By Katrine Kildemo
Since 1979, women in Norway have had the opportunity to choose abortion in the first 12 weeks of pregnancy. The law on abortion finally gave women the right to make decision regarding their own body, and this was an important step towards female rights and gender equality.
Figure 1: Illusatration by Nora Hjelmbrekke
After a recent shift in the Norwegian government from a socialistic party to a more liberal party, it has been suggested to change the liberal law of abortion. According to the Ministry Health and Care Service, the change proposes that the general practitioner (GP), acting as a gatekeeper, can guard himself against a referral and treatment related to abortion due to conflicts of conscience and personal ethics. The GP will be obligated to inform and refer patients to a colleague who will give a referral for the abortion. This has subsequently raised a debate between the left and right wing.
At first thought this may not seem to be a serious issue. One can just book a new appointment at the doctor next door. But Norway is an outstretched country with great distances and a population size of only 5 million inhabitants. Therefore, distances between the inhabitants are vast. The majority of the population is situated in the southern part, which makes municipalities in the north big in size but low in inhabitants. The proposal will therefore mostly affect women living in municipalities with few GPs. “How will the proposal be carried out when the only GP in the municipality refuses to make a referral for the abortion?” asks Marianne Bremnes, the mayor from the many municipalities with limited GPs. The distances between municipalities are extensive, so ‘just’ traveling to a different municipality is not always a convenient choice. There should be an equal opportunity for every woman in Norway to access a GP willing to perform an abortion, but with the distance this is not possible. Hence, there is an obvious disadvantage for women living in remote areas with fewer GPs.
In a time when help and support is absolute, the woman must feel quite neglected and perceive a lack of understanding, when meeting a GP who will not refer her to an abortion. Abortion is for many women a difficult process and can be a traumatic experience. Women who choose abortion because they do not want children or the time is not suited, can have difficultly talking about it. Abortion is one of the most tabooed topics for a woman in the Western world. Yet by introducing this law, women who are already in a vulnerable situation will be even more negatively affected if the GP’s bad guilt and conviction refuses to refer her to an abortion.
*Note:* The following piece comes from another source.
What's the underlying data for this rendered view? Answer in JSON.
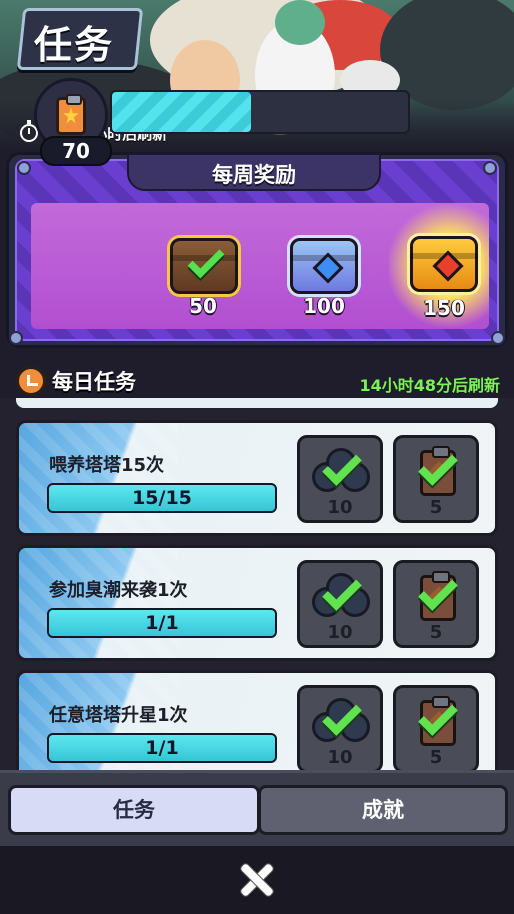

It should, as it has for the last 30 years, be the woman’s rights and feelings that is the focal point, and not the GP’s guilt and conviction.
One of the important arguments from GPs in favour of the proposed reform is “the respect for life as a doctor and an ethical thinking human being” as the GP Harald Ramm Salbu says. Furthermore, he argues that it is a fight about democratic fundamental principles.
He concludes that if the reform does not become enforced, he will not be continuing as a doctor as it goes against his respect for life and ethical principles. In the Norwegian Medical Association one can find the ethical rules for doctors and in section 1, sub- section 2 it says: “The doctor shall serve the patients interest and integrity.” Does it not go against his ethical principle by acting on self- interest and bad guilt? Shouldn’t a doctor treat and behave objectively?
If this reform gets approved, why should only doctors have this right to guard themselves due to ethical reasons? What if other health personnel start guarding themselves from booking abortion appointment? And what if it does not stop at abortion but continues to prevention? There will be serious problems in the future if considerations will be given to the doctor and other health personnel rather than the patient.
Finally, another perspective of this discussion could be a comparison to a related controversy. Recently a debate started in Norway about whether or not people who reject a job offer due to religious beliefs can expect to get unemployment benefits. So in terms of the doctor’s ethical or religious beliefs, is it more accepted that a GP can make a similar choice without any repercussions?